Genes

A gene is the basic physical and functional unit of heredity. Genes are forms of DNA. DNA is a collection of chemical information that carries the instructions for making the proteins a cell will need. DNA contains the biological instructions that make each species unique. They give instructions for a living being to make molecules called proteins. Each gene contains a single set of instructions. They achieve their effects by directing the synthesis of proteins. These instructions usually code for a particular protein.

Humans have about 20,000 genes that code proteins and many more that are non-coding. Every person has two copies of each gene, one inherited from each parent. Half of a person’s genes come from the mother. The other half come from the father. They contain the instructions for our individual characteristics – like eye and hair color.

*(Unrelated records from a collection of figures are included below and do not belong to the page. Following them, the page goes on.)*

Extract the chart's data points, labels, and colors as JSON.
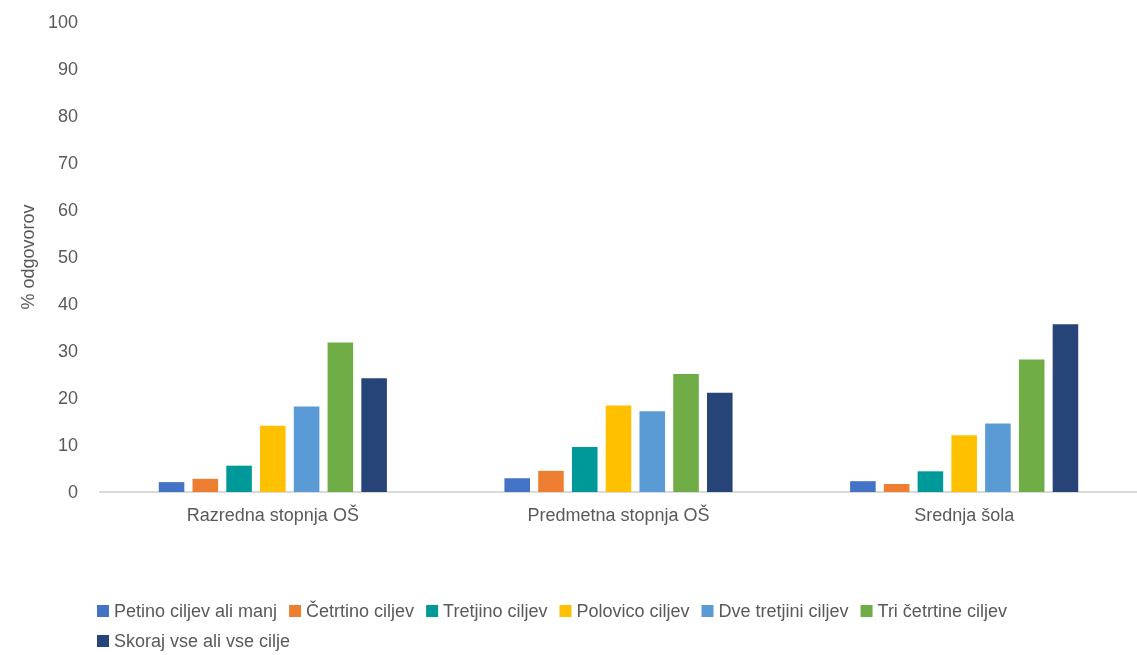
{
  "chart_data": {
    "type": "bar",
    "ylabel": "% odgovorov",
    "categories": [
      "Razredna stopnja OŠ",
      "Predmetna stopnja OŠ",
      "Srednja šola"
    ],
    "series": [
      {
        "name": "Petino ciljev ali manj",
        "color": "#4472c4",
        "values": [
          2.1,
          2.9,
          2.3
        ]
      },
      {
        "name": "Četrtino ciljev",
        "color": "#ed7d31",
        "values": [
          2.8,
          4.5,
          1.7
        ]
      },
      {
        "name": "Tretjino ciljev",
        "color": "#009999",
        "values": [
          5.6,
          9.6,
          4.4
        ]
      },
      {
        "name": "Polovico ciljev",
        "color": "#ffc000",
        "values": [
          14.1,
          18.4,
          12.1
        ]
      },
      {
        "name": "Dve tretjini ciljev",
        "color": "#5b9bd5",
        "values": [
          18.2,
          17.2,
          14.6
        ]
      },
      {
        "name": "Tri četrtine ciljev",
        "color": "#70ad47",
        "values": [
          31.8,
          25.1,
          28.2
        ]
      },
      {
        "name": "Skoraj vse ali vse cilje",
        "color": "#264478",
        "values": [
          24.2,
          21.1,
          35.7
        ]
      }
    ],
    "ylim": [
      0,
      100
    ],
    "yticks": [
      0,
      10,
      20,
      30,
      40,
      50,
      60,
      70,
      80,
      90,
      100
    ],
    "grid": false,
    "legend": "bottom"
  }
}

Definition – a hereditary unit that occupies a specific position (locus) on a chromosome. Other definitions are ways the gene showed itself:

  1. A unit which has one or more specific effects on the phenotype of an organism;
  2. A unit that can mutate to various alleles;
  3. A unit that recombines with other such units.

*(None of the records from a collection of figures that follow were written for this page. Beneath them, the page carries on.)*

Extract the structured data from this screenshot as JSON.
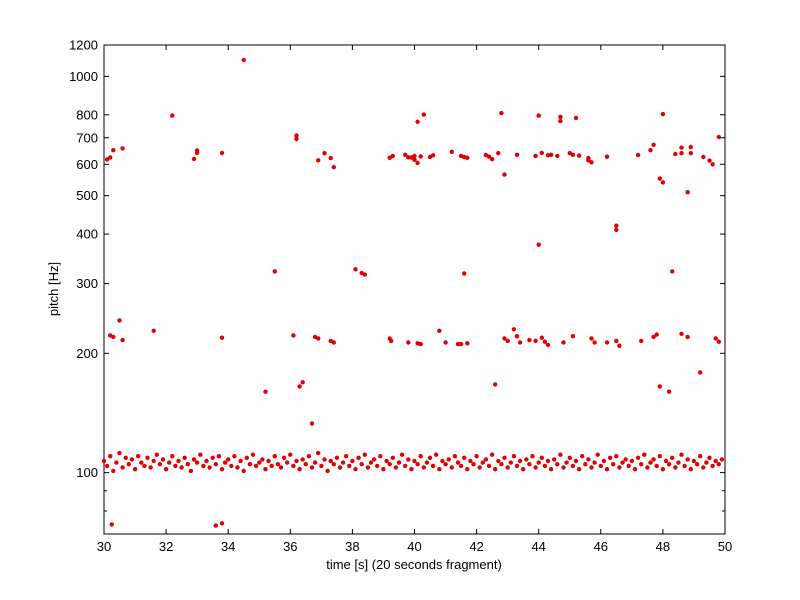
{
  "chart_data": {
    "type": "scatter",
    "title": "",
    "xlabel": "time [s] (20 seconds fragment)",
    "ylabel": "pitch [Hz]",
    "xlim": [
      30,
      50
    ],
    "ylim": [
      70,
      1200
    ],
    "yscale": "log",
    "grid": false,
    "x_ticks": [
      30,
      32,
      34,
      36,
      38,
      40,
      42,
      44,
      46,
      48,
      50
    ],
    "x_tick_labels": [
      "30",
      "32",
      "34",
      "36",
      "38",
      "40",
      "42",
      "44",
      "46",
      "48",
      "50"
    ],
    "y_ticks": [
      100,
      200,
      300,
      400,
      500,
      600,
      700,
      800,
      1000,
      1200
    ],
    "y_tick_labels": [
      "100",
      "200",
      "300",
      "400",
      "500",
      "600",
      "700",
      "800",
      "1000",
      "1200"
    ],
    "marker_color": "#e00000",
    "points": [
      [
        30.25,
        74
      ],
      [
        33.6,
        73.5
      ],
      [
        33.8,
        74.5
      ],
      [
        30.2,
        222
      ],
      [
        30.3,
        220
      ],
      [
        30.5,
        242
      ],
      [
        30.6,
        216
      ],
      [
        31.6,
        228
      ],
      [
        33.8,
        219
      ],
      [
        35.2,
        160
      ],
      [
        35.5,
        322
      ],
      [
        36.1,
        222
      ],
      [
        36.3,
        165
      ],
      [
        36.4,
        169
      ],
      [
        36.7,
        133
      ],
      [
        36.8,
        220
      ],
      [
        36.9,
        218
      ],
      [
        37.3,
        215
      ],
      [
        37.4,
        213
      ],
      [
        38.1,
        326
      ],
      [
        38.3,
        319
      ],
      [
        38.4,
        316
      ],
      [
        39.2,
        218
      ],
      [
        39.25,
        215
      ],
      [
        39.8,
        213
      ],
      [
        40.1,
        212
      ],
      [
        40.2,
        211
      ],
      [
        40.8,
        228
      ],
      [
        41.0,
        213
      ],
      [
        41.4,
        211
      ],
      [
        41.5,
        211
      ],
      [
        41.6,
        318
      ],
      [
        41.7,
        212
      ],
      [
        42.6,
        167
      ],
      [
        42.9,
        218
      ],
      [
        43.0,
        215
      ],
      [
        43.2,
        230
      ],
      [
        43.3,
        221
      ],
      [
        43.4,
        213
      ],
      [
        43.7,
        216
      ],
      [
        43.9,
        215
      ],
      [
        44.1,
        219
      ],
      [
        44.2,
        214
      ],
      [
        44.3,
        210
      ],
      [
        44.8,
        213
      ],
      [
        45.1,
        221
      ],
      [
        45.7,
        218
      ],
      [
        45.8,
        213
      ],
      [
        46.2,
        213
      ],
      [
        46.5,
        215
      ],
      [
        46.6,
        209
      ],
      [
        47.3,
        215
      ],
      [
        47.7,
        220
      ],
      [
        47.8,
        223
      ],
      [
        47.9,
        165
      ],
      [
        48.2,
        160
      ],
      [
        48.3,
        322
      ],
      [
        48.6,
        224
      ],
      [
        48.8,
        220
      ],
      [
        49.2,
        179
      ],
      [
        49.7,
        218
      ],
      [
        49.8,
        214
      ],
      [
        30.1,
        617
      ],
      [
        30.2,
        624
      ],
      [
        30.3,
        651
      ],
      [
        30.6,
        658
      ],
      [
        32.2,
        796
      ],
      [
        32.9,
        619
      ],
      [
        33.0,
        641
      ],
      [
        33.0,
        650
      ],
      [
        33.8,
        641
      ],
      [
        34.5,
        1100
      ],
      [
        36.2,
        709
      ],
      [
        36.2,
        695
      ],
      [
        36.9,
        614
      ],
      [
        37.1,
        640
      ],
      [
        37.3,
        622
      ],
      [
        37.4,
        590
      ],
      [
        39.2,
        623
      ],
      [
        39.3,
        630
      ],
      [
        39.7,
        634
      ],
      [
        39.8,
        625
      ],
      [
        39.9,
        624
      ],
      [
        40.0,
        630
      ],
      [
        40.0,
        616
      ],
      [
        40.1,
        605
      ],
      [
        40.1,
        768
      ],
      [
        40.2,
        628
      ],
      [
        40.3,
        801
      ],
      [
        40.5,
        626
      ],
      [
        40.6,
        632
      ],
      [
        41.2,
        645
      ],
      [
        41.5,
        630
      ],
      [
        41.6,
        626
      ],
      [
        41.7,
        623
      ],
      [
        42.3,
        633
      ],
      [
        42.4,
        627
      ],
      [
        42.5,
        618
      ],
      [
        42.7,
        640
      ],
      [
        42.8,
        808
      ],
      [
        42.9,
        565
      ],
      [
        43.3,
        634
      ],
      [
        43.9,
        630
      ],
      [
        44.0,
        376
      ],
      [
        44.0,
        796
      ],
      [
        44.1,
        641
      ],
      [
        44.3,
        632
      ],
      [
        44.4,
        634
      ],
      [
        44.6,
        630
      ],
      [
        44.7,
        790
      ],
      [
        44.7,
        771
      ],
      [
        45.0,
        640
      ],
      [
        45.1,
        634
      ],
      [
        45.2,
        785
      ],
      [
        45.3,
        631
      ],
      [
        45.6,
        622
      ],
      [
        45.6,
        614
      ],
      [
        45.7,
        607
      ],
      [
        46.2,
        627
      ],
      [
        46.5,
        410
      ],
      [
        46.5,
        420
      ],
      [
        47.2,
        633
      ],
      [
        47.6,
        651
      ],
      [
        47.7,
        672
      ],
      [
        47.9,
        552
      ],
      [
        48.0,
        803
      ],
      [
        48.0,
        540
      ],
      [
        48.4,
        637
      ],
      [
        48.6,
        661
      ],
      [
        48.6,
        640
      ],
      [
        48.8,
        510
      ],
      [
        48.9,
        663
      ],
      [
        48.9,
        640
      ],
      [
        49.3,
        626
      ],
      [
        49.5,
        613
      ],
      [
        49.6,
        600
      ],
      [
        49.8,
        703
      ]
    ],
    "band_low": [
      [
        30.0,
        107
      ],
      [
        30.1,
        104
      ],
      [
        30.2,
        110
      ],
      [
        30.3,
        101
      ],
      [
        30.4,
        106
      ],
      [
        30.5,
        112
      ],
      [
        30.6,
        103
      ],
      [
        30.7,
        109
      ],
      [
        30.8,
        105
      ],
      [
        30.9,
        108
      ],
      [
        31.0,
        102
      ],
      [
        31.1,
        110
      ],
      [
        31.2,
        106
      ],
      [
        31.3,
        104
      ],
      [
        31.4,
        109
      ],
      [
        31.5,
        103
      ],
      [
        31.6,
        107
      ],
      [
        31.7,
        111
      ],
      [
        31.8,
        105
      ],
      [
        31.9,
        108
      ],
      [
        32.0,
        102
      ],
      [
        32.1,
        106
      ],
      [
        32.2,
        110
      ],
      [
        32.3,
        104
      ],
      [
        32.4,
        107
      ],
      [
        32.5,
        103
      ],
      [
        32.6,
        109
      ],
      [
        32.7,
        105
      ],
      [
        32.8,
        101
      ],
      [
        32.9,
        108
      ],
      [
        33.0,
        106
      ],
      [
        33.1,
        111
      ],
      [
        33.2,
        104
      ],
      [
        33.3,
        107
      ],
      [
        33.4,
        103
      ],
      [
        33.5,
        109
      ],
      [
        33.6,
        105
      ],
      [
        33.7,
        110
      ],
      [
        33.8,
        102
      ],
      [
        33.9,
        106
      ],
      [
        34.0,
        108
      ],
      [
        34.1,
        104
      ],
      [
        34.2,
        110
      ],
      [
        34.3,
        103
      ],
      [
        34.4,
        107
      ],
      [
        34.5,
        101
      ],
      [
        34.6,
        109
      ],
      [
        34.7,
        105
      ],
      [
        34.8,
        111
      ],
      [
        34.9,
        104
      ],
      [
        35.0,
        106
      ],
      [
        35.1,
        108
      ],
      [
        35.2,
        102
      ],
      [
        35.3,
        107
      ],
      [
        35.4,
        104
      ],
      [
        35.5,
        110
      ],
      [
        35.6,
        105
      ],
      [
        35.7,
        103
      ],
      [
        35.8,
        109
      ],
      [
        35.9,
        106
      ],
      [
        36.0,
        111
      ],
      [
        36.1,
        104
      ],
      [
        36.2,
        107
      ],
      [
        36.3,
        102
      ],
      [
        36.4,
        108
      ],
      [
        36.5,
        105
      ],
      [
        36.6,
        110
      ],
      [
        36.7,
        103
      ],
      [
        36.8,
        106
      ],
      [
        36.9,
        112
      ],
      [
        37.0,
        104
      ],
      [
        37.1,
        108
      ],
      [
        37.2,
        101
      ],
      [
        37.3,
        107
      ],
      [
        37.4,
        105
      ],
      [
        37.5,
        109
      ],
      [
        37.6,
        103
      ],
      [
        37.7,
        106
      ],
      [
        37.8,
        110
      ],
      [
        37.9,
        104
      ],
      [
        38.0,
        107
      ],
      [
        38.1,
        102
      ],
      [
        38.2,
        109
      ],
      [
        38.3,
        105
      ],
      [
        38.4,
        111
      ],
      [
        38.5,
        103
      ],
      [
        38.6,
        106
      ],
      [
        38.7,
        108
      ],
      [
        38.8,
        104
      ],
      [
        38.9,
        110
      ],
      [
        39.0,
        102
      ],
      [
        39.1,
        107
      ],
      [
        39.2,
        105
      ],
      [
        39.3,
        109
      ],
      [
        39.4,
        103
      ],
      [
        39.5,
        106
      ],
      [
        39.6,
        111
      ],
      [
        39.7,
        104
      ],
      [
        39.8,
        108
      ],
      [
        39.9,
        102
      ],
      [
        40.0,
        107
      ],
      [
        40.1,
        105
      ],
      [
        40.2,
        110
      ],
      [
        40.3,
        103
      ],
      [
        40.4,
        106
      ],
      [
        40.5,
        109
      ],
      [
        40.6,
        104
      ],
      [
        40.7,
        111
      ],
      [
        40.8,
        102
      ],
      [
        40.9,
        107
      ],
      [
        41.0,
        105
      ],
      [
        41.1,
        108
      ],
      [
        41.2,
        103
      ],
      [
        41.3,
        110
      ],
      [
        41.4,
        106
      ],
      [
        41.5,
        104
      ],
      [
        41.6,
        109
      ],
      [
        41.7,
        102
      ],
      [
        41.8,
        107
      ],
      [
        41.9,
        105
      ],
      [
        42.0,
        110
      ],
      [
        42.1,
        103
      ],
      [
        42.2,
        106
      ],
      [
        42.3,
        108
      ],
      [
        42.4,
        104
      ],
      [
        42.5,
        111
      ],
      [
        42.6,
        102
      ],
      [
        42.7,
        107
      ],
      [
        42.8,
        105
      ],
      [
        42.9,
        109
      ],
      [
        43.0,
        103
      ],
      [
        43.1,
        106
      ],
      [
        43.2,
        110
      ],
      [
        43.3,
        104
      ],
      [
        43.4,
        107
      ],
      [
        43.5,
        102
      ],
      [
        43.6,
        108
      ],
      [
        43.7,
        105
      ],
      [
        43.8,
        110
      ],
      [
        43.9,
        103
      ],
      [
        44.0,
        106
      ],
      [
        44.1,
        109
      ],
      [
        44.2,
        104
      ],
      [
        44.3,
        107
      ],
      [
        44.4,
        102
      ],
      [
        44.5,
        108
      ],
      [
        44.6,
        105
      ],
      [
        44.7,
        111
      ],
      [
        44.8,
        103
      ],
      [
        44.9,
        106
      ],
      [
        45.0,
        109
      ],
      [
        45.1,
        104
      ],
      [
        45.2,
        107
      ],
      [
        45.3,
        102
      ],
      [
        45.4,
        110
      ],
      [
        45.5,
        105
      ],
      [
        45.6,
        108
      ],
      [
        45.7,
        103
      ],
      [
        45.8,
        106
      ],
      [
        45.9,
        111
      ],
      [
        46.0,
        104
      ],
      [
        46.1,
        107
      ],
      [
        46.2,
        102
      ],
      [
        46.3,
        109
      ],
      [
        46.4,
        105
      ],
      [
        46.5,
        110
      ],
      [
        46.6,
        103
      ],
      [
        46.7,
        106
      ],
      [
        46.8,
        108
      ],
      [
        46.9,
        104
      ],
      [
        47.0,
        107
      ],
      [
        47.1,
        102
      ],
      [
        47.2,
        109
      ],
      [
        47.3,
        105
      ],
      [
        47.4,
        111
      ],
      [
        47.5,
        103
      ],
      [
        47.6,
        106
      ],
      [
        47.7,
        108
      ],
      [
        47.8,
        104
      ],
      [
        47.9,
        110
      ],
      [
        48.0,
        102
      ],
      [
        48.1,
        107
      ],
      [
        48.2,
        105
      ],
      [
        48.3,
        109
      ],
      [
        48.4,
        103
      ],
      [
        48.5,
        106
      ],
      [
        48.6,
        111
      ],
      [
        48.7,
        104
      ],
      [
        48.8,
        108
      ],
      [
        48.9,
        102
      ],
      [
        49.0,
        107
      ],
      [
        49.1,
        105
      ],
      [
        49.2,
        110
      ],
      [
        49.3,
        103
      ],
      [
        49.4,
        106
      ],
      [
        49.5,
        109
      ],
      [
        49.6,
        104
      ],
      [
        49.7,
        107
      ],
      [
        49.8,
        105
      ],
      [
        49.9,
        108
      ]
    ]
  }
}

Modern definitions must take note of later discoveries. There are now two classes of genes:

  1. genes that are transcribed into RNAs and are translated into polypeptide chains.
  2. genes whose transcripts (tRNAs, rRNAs, snRNAs) are used directly. These are operators which serve as ‘regulatory sequences’ during transcription and translation of the DNA.

What genes do

Each gene has a special job to do. The purpose of genes is to store information. They are passed on from parent to child and are an important part of what decides how children look and act (their biological properties). Genes affect the way our bodies work, including how we look. Our eye, hair and skin color are decided by genes. It is said that genes cause genetic effects in our bodies. All living beings have genes.

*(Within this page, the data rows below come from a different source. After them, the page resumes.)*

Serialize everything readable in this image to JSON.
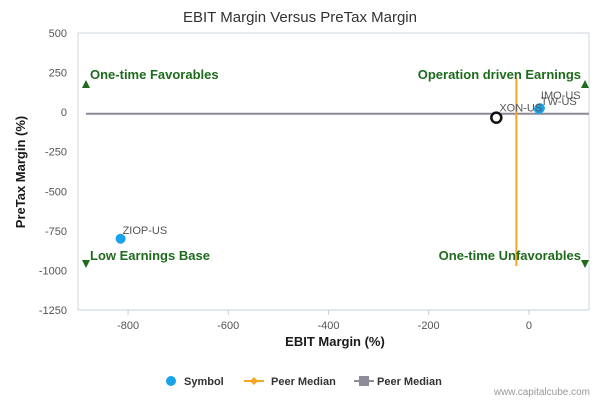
{
  "chart_data": {
    "type": "scatter",
    "title": "EBIT Margin Versus PreTax Margin",
    "xlabel": "EBIT Margin (%)",
    "ylabel": "PreTax Margin (%)",
    "xlim": [
      -900,
      120
    ],
    "ylim": [
      -1250,
      500
    ],
    "xticks": [
      -800,
      -600,
      -400,
      -200,
      0
    ],
    "yticks": [
      500,
      250,
      0,
      -250,
      -500,
      -750,
      -1000,
      -1250
    ],
    "series": [
      {
        "name": "Symbol",
        "color": "#1aa3e8",
        "points": [
          {
            "label": "ZIOP-US",
            "x": -815,
            "y": -800
          },
          {
            "label": "IMO-US",
            "x": 22,
            "y": 25
          },
          {
            "label": "TW-US",
            "x": 20,
            "y": 20
          }
        ]
      },
      {
        "name": "Peer Median",
        "color": "#f5a623",
        "x": -25
      },
      {
        "name": "Peer Median",
        "color": "#8c8c99",
        "y": -10
      }
    ],
    "subject": {
      "label": "XON-US",
      "x": -65,
      "y": -35
    },
    "quadrants": {
      "top_left": "One-time Favorables",
      "top_right": "Operation driven Earnings",
      "bottom_left": "Low Earnings Base",
      "bottom_right": "One-time Unfavorables"
    },
    "quadrant_color": "#1e6b1e",
    "grid": false,
    "legend_position": "bottom"
  },
  "credit": "www.capitalcube.com"
}
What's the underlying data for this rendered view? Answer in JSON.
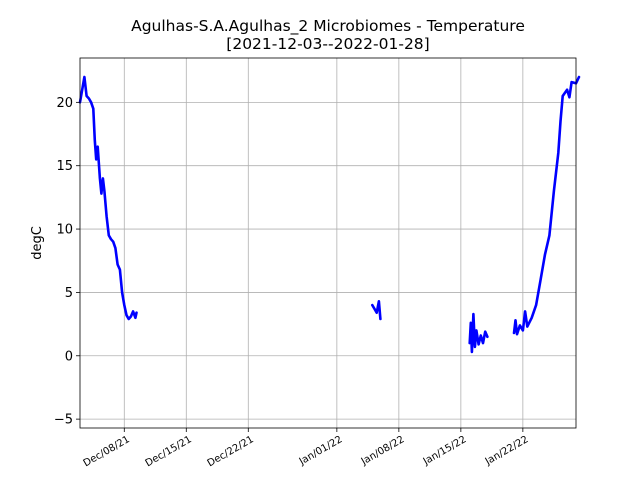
{
  "chart_data": {
    "type": "line",
    "title_line1": "Agulhas-S.A.Agulhas_2 Microbiomes - Temperature",
    "title_line2": "[2021-12-03--2022-01-28]",
    "xlabel": "",
    "ylabel": "degC",
    "xlim": [
      "2021-12-03",
      "2022-01-28"
    ],
    "ylim": [
      -5.7,
      23.5
    ],
    "grid": true,
    "line_color": "#0000ff",
    "x_ticks": [
      {
        "date": "2021-12-08",
        "label": "Dec/08/21"
      },
      {
        "date": "2021-12-15",
        "label": "Dec/15/21"
      },
      {
        "date": "2021-12-22",
        "label": "Dec/22/21"
      },
      {
        "date": "2022-01-01",
        "label": "Jan/01/22"
      },
      {
        "date": "2022-01-08",
        "label": "Jan/08/22"
      },
      {
        "date": "2022-01-15",
        "label": "Jan/15/22"
      },
      {
        "date": "2022-01-22",
        "label": "Jan/22/22"
      }
    ],
    "y_ticks": [
      -5,
      0,
      5,
      10,
      15,
      20
    ],
    "series": [
      {
        "segments": [
          [
            [
              "2021-12-03T00:00",
              20.0
            ],
            [
              "2021-12-03T06:00",
              21.0
            ],
            [
              "2021-12-03T12:00",
              22.0
            ],
            [
              "2021-12-03T18:00",
              20.5
            ],
            [
              "2021-12-04T00:00",
              20.3
            ],
            [
              "2021-12-04T06:00",
              20.0
            ],
            [
              "2021-12-04T12:00",
              19.5
            ],
            [
              "2021-12-04T16:00",
              17.0
            ],
            [
              "2021-12-04T20:00",
              15.5
            ],
            [
              "2021-12-05T00:00",
              16.5
            ],
            [
              "2021-12-05T06:00",
              14.0
            ],
            [
              "2021-12-05T10:00",
              12.8
            ],
            [
              "2021-12-05T14:00",
              14.0
            ],
            [
              "2021-12-05T18:00",
              13.0
            ],
            [
              "2021-12-06T00:00",
              11.0
            ],
            [
              "2021-12-06T06:00",
              9.5
            ],
            [
              "2021-12-06T12:00",
              9.2
            ],
            [
              "2021-12-06T18:00",
              9.0
            ],
            [
              "2021-12-07T00:00",
              8.5
            ],
            [
              "2021-12-07T06:00",
              7.2
            ],
            [
              "2021-12-07T12:00",
              6.8
            ],
            [
              "2021-12-07T18:00",
              5.0
            ],
            [
              "2021-12-08T00:00",
              4.0
            ],
            [
              "2021-12-08T06:00",
              3.2
            ],
            [
              "2021-12-08T12:00",
              2.9
            ],
            [
              "2021-12-08T18:00",
              3.1
            ],
            [
              "2021-12-09T00:00",
              3.5
            ],
            [
              "2021-12-09T06:00",
              3.0
            ],
            [
              "2021-12-09T09:00",
              3.4
            ]
          ],
          [
            [
              "2022-01-05T00:00",
              4.0
            ],
            [
              "2022-01-05T06:00",
              3.7
            ],
            [
              "2022-01-05T12:00",
              3.4
            ],
            [
              "2022-01-05T18:00",
              4.3
            ],
            [
              "2022-01-05T22:00",
              2.9
            ]
          ],
          [
            [
              "2022-01-16T00:00",
              1.0
            ],
            [
              "2022-01-16T03:00",
              2.6
            ],
            [
              "2022-01-16T06:00",
              0.3
            ],
            [
              "2022-01-16T10:00",
              3.3
            ],
            [
              "2022-01-16T14:00",
              0.7
            ],
            [
              "2022-01-16T18:00",
              2.0
            ],
            [
              "2022-01-17T00:00",
              0.9
            ],
            [
              "2022-01-17T06:00",
              1.6
            ],
            [
              "2022-01-17T12:00",
              1.0
            ],
            [
              "2022-01-17T18:00",
              1.9
            ],
            [
              "2022-01-18T00:00",
              1.5
            ]
          ],
          [
            [
              "2022-01-21T00:00",
              1.8
            ],
            [
              "2022-01-21T04:00",
              2.8
            ],
            [
              "2022-01-21T08:00",
              1.7
            ],
            [
              "2022-01-21T16:00",
              2.4
            ],
            [
              "2022-01-22T00:00",
              2.0
            ],
            [
              "2022-01-22T06:00",
              3.5
            ],
            [
              "2022-01-22T12:00",
              2.3
            ],
            [
              "2022-01-23T00:00",
              3.0
            ],
            [
              "2022-01-23T12:00",
              4.0
            ],
            [
              "2022-01-24T00:00",
              6.0
            ],
            [
              "2022-01-24T12:00",
              8.0
            ],
            [
              "2022-01-25T00:00",
              9.5
            ],
            [
              "2022-01-25T12:00",
              13.0
            ],
            [
              "2022-01-26T00:00",
              16.0
            ],
            [
              "2022-01-26T06:00",
              18.5
            ],
            [
              "2022-01-26T12:00",
              20.5
            ],
            [
              "2022-01-27T00:00",
              21.0
            ],
            [
              "2022-01-27T06:00",
              20.4
            ],
            [
              "2022-01-27T12:00",
              21.6
            ],
            [
              "2022-01-28T00:00",
              21.5
            ],
            [
              "2022-01-28T08:00",
              22.0
            ]
          ]
        ]
      }
    ]
  }
}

For example, let’s say a mother only has genes for brown hair and a father only has genes for red hair. The child will inherit – receive – genes for red hair (from her father) and brown hair (from her mother). The brown hair gene is ‘dominant’ to the red hair gene. This means the child will have brown hair even though she has genes for both red and brown hair. This means only one dominant gene is needed for the child to receive that particular trait, while two recessive genes are needed for one.